Other risks of sterilization depend on what type you get.
Sterilization with Essure is safe, but it still has possible complications:
If one or both of the Essure inserts aren't put in right, you could need a second procedure.
The inserts can move out of place.
Your fallopian tubes might not be totally blocked after 3 months, so you may have to wait 3 more months. If they still aren’t blocked, you may need another procedure.
There's a very small chance that your uterus could be injured during the procedure, which may require surgery.
The inserts may get damaged during certain other medical procedures in the same area of your body.
Other really rare complications with Essure include: too much fluid buildup in your bloodstream, changes with your period, infection, and pain in your back or pelvic area.

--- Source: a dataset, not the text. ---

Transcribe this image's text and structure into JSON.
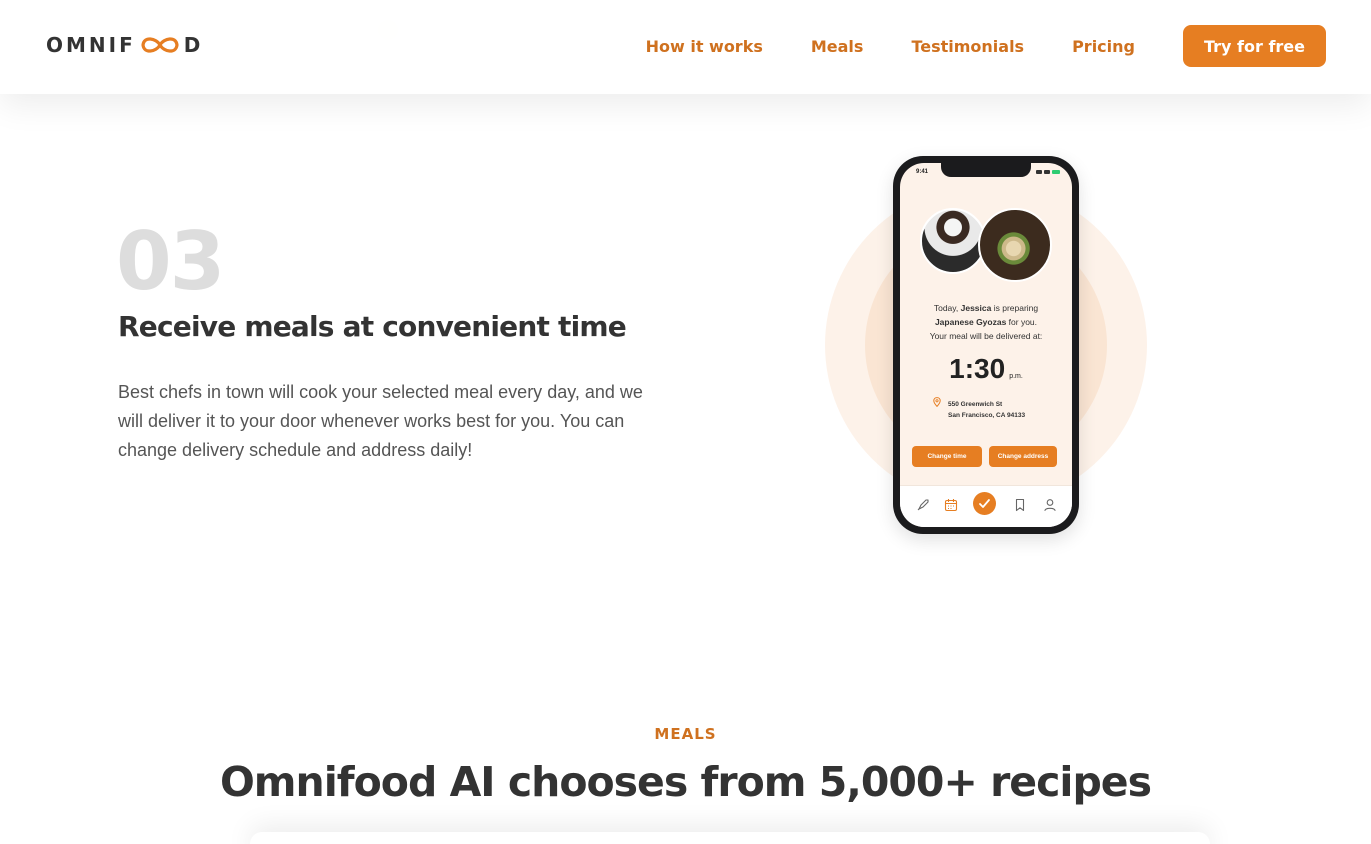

Some types of tubal ligation are done through incisions (cuts in your skin) in your belly. These are very low-risk surgeries, but any kind of medical procedure can have complications. The risks of this type of sterilization include:
bad reaction to general anesthesia (medicine sometimes used to put you to sleep during the procedure)
infection, which is rare and can be treated with antibiotics
Very rarely, your bowel, bladder, uterus, or blood vessels can be injured, and you might need surgery to fix this.
Death caused by surgical sterilization is very, very uncommon — if it happens, it’s usually from a reaction to general anesthesia.
Your doctor will talk with you to help you figure out whether sterilization is safe for you.